Of course, all of these criticisms have some merit. These points of view have been discussed, and even held, by various Catholic scholars. In brief, it can be answered that the Church, like other medieval institutions, was a product of its times, and carried within it some of the social inequities and national prejudices of the age. The Crusades of the Teutonic Knights in the Baltic certainly had little to do with the spirit of the Gospels. Yet the Church has never really claimed perfection in the temporal sphere, where its activities are carried out by fallible human beings; it only claims that it embodies the true faith in leading its flock toward salvation of the spirit. In any case, it is difficult to see how a Lithuanian turn to the Orthodox East, the only other viable Christian alternative at the time, would have alleviated any of the problems mentioned above, except to replace Polish domination with Russian cultural hegemony.

There is another problem with Lithuania's Christianization in 1387. Some say that the date is an artificial construct; that King Mindaugas' baptism of 1251 is, in fact, the starting point of Lithuanian Christianity and is the real date of Lithuania's baptism.
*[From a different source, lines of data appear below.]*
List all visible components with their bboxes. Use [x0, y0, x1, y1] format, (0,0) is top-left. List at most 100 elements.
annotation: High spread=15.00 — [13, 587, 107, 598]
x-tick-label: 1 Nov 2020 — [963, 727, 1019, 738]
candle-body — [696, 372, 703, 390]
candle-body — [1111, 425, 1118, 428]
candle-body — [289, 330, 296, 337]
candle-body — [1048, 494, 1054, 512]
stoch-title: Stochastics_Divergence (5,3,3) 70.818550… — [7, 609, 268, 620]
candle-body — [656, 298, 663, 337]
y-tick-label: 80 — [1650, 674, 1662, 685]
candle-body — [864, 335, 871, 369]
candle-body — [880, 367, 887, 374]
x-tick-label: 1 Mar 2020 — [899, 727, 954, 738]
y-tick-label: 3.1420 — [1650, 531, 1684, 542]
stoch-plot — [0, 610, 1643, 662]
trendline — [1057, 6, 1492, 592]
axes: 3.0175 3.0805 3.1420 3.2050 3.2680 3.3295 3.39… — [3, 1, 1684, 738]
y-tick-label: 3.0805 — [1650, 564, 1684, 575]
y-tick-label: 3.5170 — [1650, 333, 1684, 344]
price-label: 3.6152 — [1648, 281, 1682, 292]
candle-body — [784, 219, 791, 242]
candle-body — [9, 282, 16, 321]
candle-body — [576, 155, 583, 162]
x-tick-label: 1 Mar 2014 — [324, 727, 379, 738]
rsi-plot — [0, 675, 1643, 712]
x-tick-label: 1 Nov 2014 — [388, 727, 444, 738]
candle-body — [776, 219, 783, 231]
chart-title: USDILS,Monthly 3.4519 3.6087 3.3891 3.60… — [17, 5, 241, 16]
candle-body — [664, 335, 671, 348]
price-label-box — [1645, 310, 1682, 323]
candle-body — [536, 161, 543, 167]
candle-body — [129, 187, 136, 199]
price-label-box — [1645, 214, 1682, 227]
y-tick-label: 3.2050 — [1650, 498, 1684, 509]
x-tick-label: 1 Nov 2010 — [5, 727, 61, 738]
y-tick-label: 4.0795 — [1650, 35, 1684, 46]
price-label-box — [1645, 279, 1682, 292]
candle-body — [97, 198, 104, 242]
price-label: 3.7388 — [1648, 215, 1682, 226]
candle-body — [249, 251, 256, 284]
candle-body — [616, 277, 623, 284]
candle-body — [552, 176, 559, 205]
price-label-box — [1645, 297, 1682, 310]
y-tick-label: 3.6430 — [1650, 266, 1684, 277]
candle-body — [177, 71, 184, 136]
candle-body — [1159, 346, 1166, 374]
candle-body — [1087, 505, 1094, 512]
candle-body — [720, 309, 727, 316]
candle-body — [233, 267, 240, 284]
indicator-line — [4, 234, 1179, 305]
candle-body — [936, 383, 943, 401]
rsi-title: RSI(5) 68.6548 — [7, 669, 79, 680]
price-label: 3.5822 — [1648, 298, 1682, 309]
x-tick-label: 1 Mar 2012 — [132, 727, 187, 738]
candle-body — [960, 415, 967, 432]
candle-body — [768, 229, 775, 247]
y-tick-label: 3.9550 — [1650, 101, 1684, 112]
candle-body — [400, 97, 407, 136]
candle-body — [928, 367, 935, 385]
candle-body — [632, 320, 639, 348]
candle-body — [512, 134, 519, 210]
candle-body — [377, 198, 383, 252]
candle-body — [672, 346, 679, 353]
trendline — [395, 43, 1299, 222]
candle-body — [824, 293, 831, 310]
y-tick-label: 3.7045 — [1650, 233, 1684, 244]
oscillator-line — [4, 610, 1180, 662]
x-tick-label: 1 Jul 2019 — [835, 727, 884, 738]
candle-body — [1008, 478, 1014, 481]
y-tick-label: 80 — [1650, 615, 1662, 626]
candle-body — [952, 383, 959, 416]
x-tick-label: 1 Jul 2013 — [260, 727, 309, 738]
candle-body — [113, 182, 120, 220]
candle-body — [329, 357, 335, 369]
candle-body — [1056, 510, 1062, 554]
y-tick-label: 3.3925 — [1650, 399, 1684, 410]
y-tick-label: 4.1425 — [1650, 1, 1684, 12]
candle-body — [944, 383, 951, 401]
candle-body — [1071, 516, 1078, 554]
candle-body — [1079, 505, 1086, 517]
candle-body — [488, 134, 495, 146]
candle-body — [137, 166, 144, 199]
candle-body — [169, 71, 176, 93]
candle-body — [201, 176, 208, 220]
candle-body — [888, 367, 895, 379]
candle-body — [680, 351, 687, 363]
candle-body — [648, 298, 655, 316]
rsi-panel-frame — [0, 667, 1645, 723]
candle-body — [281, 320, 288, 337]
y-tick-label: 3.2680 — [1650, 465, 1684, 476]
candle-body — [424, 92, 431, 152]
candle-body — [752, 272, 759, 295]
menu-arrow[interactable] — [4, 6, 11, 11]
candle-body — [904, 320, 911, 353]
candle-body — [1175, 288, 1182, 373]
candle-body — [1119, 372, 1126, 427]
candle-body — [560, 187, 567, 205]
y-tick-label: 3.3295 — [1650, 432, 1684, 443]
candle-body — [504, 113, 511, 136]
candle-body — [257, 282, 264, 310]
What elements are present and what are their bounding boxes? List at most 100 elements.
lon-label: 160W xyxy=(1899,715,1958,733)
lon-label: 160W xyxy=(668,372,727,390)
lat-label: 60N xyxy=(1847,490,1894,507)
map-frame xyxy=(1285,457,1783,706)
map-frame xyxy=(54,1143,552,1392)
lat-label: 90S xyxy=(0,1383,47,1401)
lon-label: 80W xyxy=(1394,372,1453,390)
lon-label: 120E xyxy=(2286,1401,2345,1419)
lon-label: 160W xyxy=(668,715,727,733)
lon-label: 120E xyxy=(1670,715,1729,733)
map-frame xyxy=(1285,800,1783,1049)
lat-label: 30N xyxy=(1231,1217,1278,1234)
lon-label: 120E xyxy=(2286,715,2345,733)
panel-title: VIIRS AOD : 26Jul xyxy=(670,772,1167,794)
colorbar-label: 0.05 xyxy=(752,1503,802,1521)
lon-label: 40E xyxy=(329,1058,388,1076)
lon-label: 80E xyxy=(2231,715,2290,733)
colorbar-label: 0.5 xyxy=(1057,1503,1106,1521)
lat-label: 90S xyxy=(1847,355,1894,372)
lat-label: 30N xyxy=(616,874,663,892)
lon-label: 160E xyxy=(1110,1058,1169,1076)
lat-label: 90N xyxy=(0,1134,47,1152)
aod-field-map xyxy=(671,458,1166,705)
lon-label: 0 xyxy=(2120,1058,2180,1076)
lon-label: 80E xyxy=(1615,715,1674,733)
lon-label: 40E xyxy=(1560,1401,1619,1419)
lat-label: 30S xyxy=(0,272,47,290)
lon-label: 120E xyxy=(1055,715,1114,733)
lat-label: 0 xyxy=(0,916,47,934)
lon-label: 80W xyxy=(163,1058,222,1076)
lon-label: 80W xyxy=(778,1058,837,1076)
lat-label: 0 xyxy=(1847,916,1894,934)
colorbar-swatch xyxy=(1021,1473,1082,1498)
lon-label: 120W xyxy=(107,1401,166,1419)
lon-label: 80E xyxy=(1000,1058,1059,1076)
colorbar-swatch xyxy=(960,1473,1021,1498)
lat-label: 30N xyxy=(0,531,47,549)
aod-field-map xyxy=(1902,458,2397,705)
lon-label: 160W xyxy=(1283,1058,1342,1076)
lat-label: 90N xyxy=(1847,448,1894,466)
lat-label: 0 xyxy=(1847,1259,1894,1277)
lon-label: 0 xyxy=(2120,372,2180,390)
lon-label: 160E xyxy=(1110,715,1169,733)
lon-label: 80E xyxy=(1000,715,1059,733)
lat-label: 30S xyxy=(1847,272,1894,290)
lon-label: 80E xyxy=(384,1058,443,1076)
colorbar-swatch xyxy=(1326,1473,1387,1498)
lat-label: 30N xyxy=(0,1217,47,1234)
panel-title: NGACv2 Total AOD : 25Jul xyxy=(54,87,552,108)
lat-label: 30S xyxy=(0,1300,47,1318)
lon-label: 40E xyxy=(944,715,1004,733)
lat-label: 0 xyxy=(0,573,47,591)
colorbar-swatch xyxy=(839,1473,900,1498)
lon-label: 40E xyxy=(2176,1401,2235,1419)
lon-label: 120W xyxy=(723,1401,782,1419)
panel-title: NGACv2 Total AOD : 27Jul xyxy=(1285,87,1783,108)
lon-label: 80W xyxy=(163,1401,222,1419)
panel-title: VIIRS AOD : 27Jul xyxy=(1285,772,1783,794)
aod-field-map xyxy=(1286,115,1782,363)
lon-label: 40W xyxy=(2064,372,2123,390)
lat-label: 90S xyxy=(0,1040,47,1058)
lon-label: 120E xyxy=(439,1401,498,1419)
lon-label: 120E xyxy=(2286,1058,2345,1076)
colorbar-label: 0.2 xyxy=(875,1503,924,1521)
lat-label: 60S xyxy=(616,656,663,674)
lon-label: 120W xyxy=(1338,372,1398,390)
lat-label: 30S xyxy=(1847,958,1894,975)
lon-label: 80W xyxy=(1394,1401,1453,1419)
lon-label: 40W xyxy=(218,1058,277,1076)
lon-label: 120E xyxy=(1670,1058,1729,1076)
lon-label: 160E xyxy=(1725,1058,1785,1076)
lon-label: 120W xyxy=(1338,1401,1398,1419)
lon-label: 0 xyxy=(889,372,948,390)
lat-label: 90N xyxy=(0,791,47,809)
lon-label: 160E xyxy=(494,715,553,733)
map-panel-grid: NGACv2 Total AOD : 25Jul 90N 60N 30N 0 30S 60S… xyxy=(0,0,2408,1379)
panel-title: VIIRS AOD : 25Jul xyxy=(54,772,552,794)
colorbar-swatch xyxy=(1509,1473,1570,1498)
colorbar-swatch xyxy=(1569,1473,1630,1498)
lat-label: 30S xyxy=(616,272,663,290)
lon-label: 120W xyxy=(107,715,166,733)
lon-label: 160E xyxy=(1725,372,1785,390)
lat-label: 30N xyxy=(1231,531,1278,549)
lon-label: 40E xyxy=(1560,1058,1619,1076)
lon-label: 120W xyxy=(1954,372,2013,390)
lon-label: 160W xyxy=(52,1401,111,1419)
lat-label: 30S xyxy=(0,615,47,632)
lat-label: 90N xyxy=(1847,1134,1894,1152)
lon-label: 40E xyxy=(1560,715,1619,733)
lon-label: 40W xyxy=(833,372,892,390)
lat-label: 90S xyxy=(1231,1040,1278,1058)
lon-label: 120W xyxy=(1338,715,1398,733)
There is some validity to this point of view as well, inasmuch as it is clear that Christianity, both in its Orthodox and Roman Catholic forms, had penetrated Lithuania long before 1387. Only last year archaeologists in Vilnius discovered the foundations of what would appear to be a large cathedral dating back to Mindaugas' reign, that is, the thirteenth century, and published their findings in the magazine Kultūros Barai. There is evidence that, even before the mission of 1387, there were at least three Catholic churches in Vilnius, as well as several Orthodox ones. Furthermore, one must agree that the date of 1387, like other historical 'anniversaries that we commemorate, is somewhat arbitrary; that is, it tends to assume greater significance in retrospect and usually signifies a less dramatic beginning of a long and complex process rather than a sharp turn with immediately obvious results. In Lithuania, traditional pre-Christian practices did not disappear in 1387, nor did the majority of Lithuanians become ardent Catholics that year: the process took decades, in some areas, centuries. In 1387 Samogitia was still largely under the rule of the Teutonic Order and, thus, was not included in the missionary efforts and the establishment of Church administration that was centered in the Vilnius region.

Yet even if the immediate effects of Lithuania's Christianization of 1387 were not overly dramatic, there are still good reasons for considering it a crucial event worthy of commemoration. It is significant that, while Mindaugas' successors tolerated and permitted the existence of both Eastern and Western Christianity within Lithuania, they themselves clung to the traditional Lithuanian religion, even when, like Algirdas, they married Christian wives. Before Jogaila, none of the Lithuanian rulers formally acknowledged the Pope as the spiritual leader of their state, and the very fact that they continued to negotiate with the West (and the East) for the baptism of their subjects into a Christian "realm" suggests that they considered themselves outside of it. Furthermore, after 1387 there was no official reversion to traditional religion or, if you will, "paganism." If we are to measure historic turning points in terms of choosing alternatives and initiating decisive trends, then 1387 is one such point in Lithuanian history.

 

1 This introduction is excerpted from a forthcoming book surveying the history of Christianity in Lithuania.